She got up and walked out, and I have to hand it to her, she walked straight and smooth. I would have had to double-quick to beat her to the front door, so I merely stepped to the hall. When she was out and the door was shut I stepped back in, returned to my desk, sat, and looked at Wolfe, and he looked back at me.

“Grrrr,” he said.

“That last question,” I said.

“What about it?”

“It may have been a little—uh—previous. It’s barely possible, just barely, that she doesn’t know about Ellen Tenzer. If the idea was to start her poking, shouldn’t we have had Saul standing by? Or all three?”

“Pfui. Is she a nincompoop?”

“No.”

“Then could even Saul shadow her?”

“Probably not. Then why ask her about June eighth?”

“She came here to find out how much we know. It was as well to inform her that our interest is not restricted to the baby and its parentage, that we are also concerned, even if only incidentally, with the death of Ellen Tenzer.”

“Okay.” I doubted if it was okay, but there was no point in pecking at it. “What comes next?”

“I don’t know.” He glowered at me. “Confound it, I am not lightning. I’ll consider it. I shall probably want to see Mr. Bingham, Mr. Haft, and Mr. Krug, to ask why they failed to recognize her picture, though that may be inconsequential. I’ll consider it. Will she approach Mrs. Valdon? Is she on her way there now?”

“No. Any odds you name.”

“Is Mrs. Valdon in danger? Or the baby?”

I took five seconds and shook my head. “I can’t see it.”

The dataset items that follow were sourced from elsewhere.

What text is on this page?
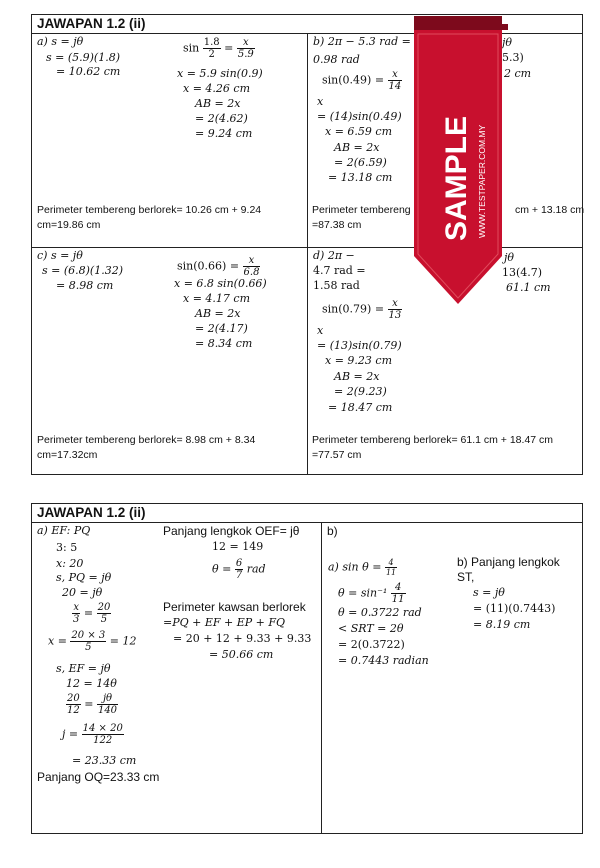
JAWAPAN 1.2 (ii)
a) s = jθ
s = (5.9)(1.8)
= 10.62 cm
$\sin \frac{1.8}{2} = \frac{x}{5.9}$
x = 5.9 sin(0.9)
x = 4.26 cm
AB = 2x
= 2(4.62)
= 9.24 cm
Perimeter tembereng berlorek= 10.26 cm + 9.24 cm=19.86 cm
b) 2π − 5.3 rad =
0.98 rad
$\sin(0.49) = \frac{x}{14}$
x
= (14)sin(0.49)
x = 6.59 cm
AB = 2x
= 2(6.59)
= 13.18 cm
jθ
5.3)
2 cm
Perimeter tembereng	cm + 13.18 cm
=87.38 cm
c) s = jθ
s = (6.8)(1.32)
= 8.98 cm
$\sin(0.66) = \frac{x}{6.8}$
x = 6.8 sin(0.66)
x = 4.17 cm
AB = 2x
= 2(4.17)
= 8.34 cm
Perimeter tembereng berlorek= 8.98 cm + 8.34 cm=17.32cm
d) 2π −
4.7 rad =
1.58 rad
$\sin(0.79) = \frac{x}{13}$
x
= (13)sin(0.79)
x = 9.23 cm
AB = 2x
= 2(9.23)
= 18.47 cm
jθ
13(4.7)
61.1 cm
Perimeter tembereng berlorek= 61.1 cm + 18.47 cm =77.57 cm
SAMPLE WWW.TESTPAPER.COM.MY
JAWAPAN 1.2 (ii)
a) EF: PQ
3: 5
x: 20
s, PQ = jθ
20 = jθ
$\frac{x}{3} = \frac{20}{5}$
$x = \frac{20 \times 3}{5} = 12$
s, EF = jθ
12 = 14θ
$\frac{20}{12} = \frac{j\theta}{140}$
$j = \frac{14 \times 20}{122}$
= 23.33 cm
Panjang OQ=23.33 cm
Panjang lengkok OEF= jθ
12 = 149
$\theta = \frac{6}{7}$ rad
Perimeter kawsan berlorek
=PQ + EF + EP + FQ
= 20 + 12 + 9.33 + 9.33
= 50.66 cm
b)
a) $\sin \theta = \frac{4}{11}$
$\theta = \sin^{-1} \frac{4}{11}$
θ = 0.3722 rad
< SRT = 2θ
= 2(0.3722)
= 0.7443 radian
b) Panjang lengkok
ST,
s = jθ
= (11)(0.7443)
= 8.19 cm
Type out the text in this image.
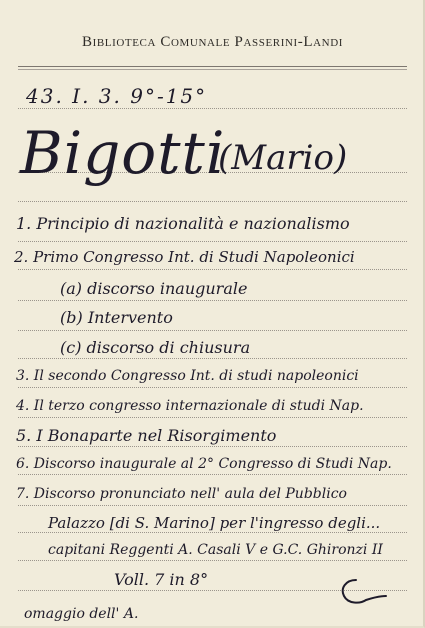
Biblioteca Comunale Passerini-Landi
43. I. 3. 9°-15°
Bigotti
(Mario)
1. Principio di nazionalità e nazionalismo
2. Primo Congresso Int. di Studi Napoleonici
(a) discorso inaugurale
(b) Intervento
(c) discorso di chiusura
3. Il secondo Congresso Int. di studi napoleonici
4. Il terzo congresso internazionale di studi Nap.
5. I Bonaparte nel Risorgimento
6. Discorso inaugurale al 2° Congresso di Studi Nap.
7. Discorso pronunciato nell' aula del Pubblico
Palazzo [di S. Marino] per l'ingresso degli...
capitani Reggenti A. Casali V e G.C. Ghironzi II
Voll. 7 in 8°
omaggio dell' A.
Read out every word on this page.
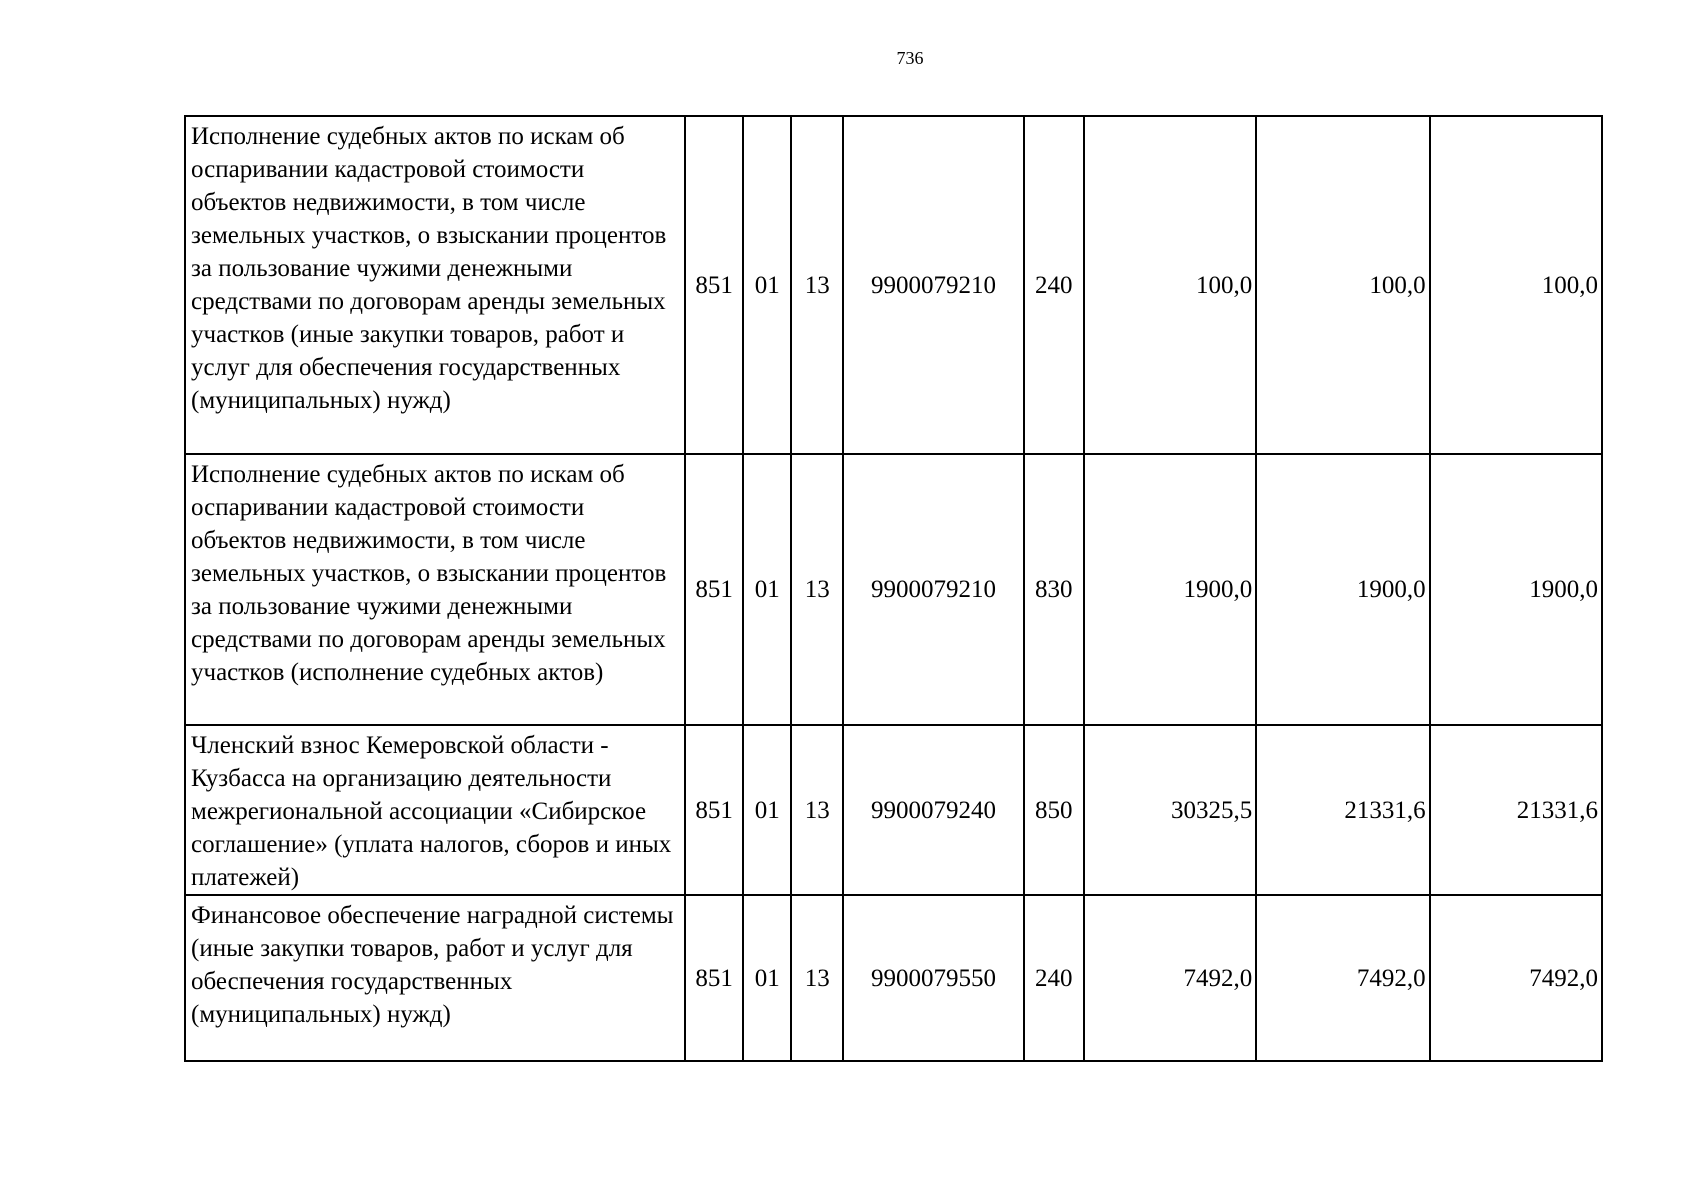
736
Исполнение судебных актов по искам об оспаривании кадастровой стоимости объектов недвижимости, в том числе земельных участков, о взыскании процентов за пользование чужими денежными средствами по договорам аренды земельных участков (иные закупки товаров, работ и услуг для обеспечения государственных (муниципальных) нужд)	851	01	13	9900079210	240	100,0	100,0	100,0
Исполнение судебных актов по искам об оспаривании кадастровой стоимости объектов недвижимости, в том числе земельных участков, о взыскании процентов за пользование чужими денежными средствами по договорам аренды земельных участков (исполнение судебных актов)	851	01	13	9900079210	830	1900,0	1900,0	1900,0
Членский взнос Кемеровской области - Кузбасса на организацию деятельности межрегиональной ассоциации «Сибирское соглашение» (уплата налогов, сборов и иных платежей)	851	01	13	9900079240	850	30325,5	21331,6	21331,6
Финансовое обеспечение наградной системы (иные закупки товаров, работ и услуг для обеспечения государственных (муниципальных) нужд)	851	01	13	9900079550	240	7492,0	7492,0	7492,0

“Nor can I. Report to her and tell her to return to the beach. Escort her. Return this evening. If you’re anchored here you’ll badger me and we’ll squabble. Tomorrow we’ll do something, I don’t know what.”

I objected. “Mrs. Valdon will want her own car at the beach. After reporting to her I’ll have the afternoon and evening for checking on Carol Mardus for May twentieth.”

“No!” He slapped the desk. “A jackass could do that. Have I no imagination? No wit? Am I a dolt?”

I stood. “Don’t ask me if I’ll answer. I might. Tell Fritz to save some lobster for me for when I come home tonight. The food at the beach is apt to be spotty.” I went, first upstairs for a clean shirt.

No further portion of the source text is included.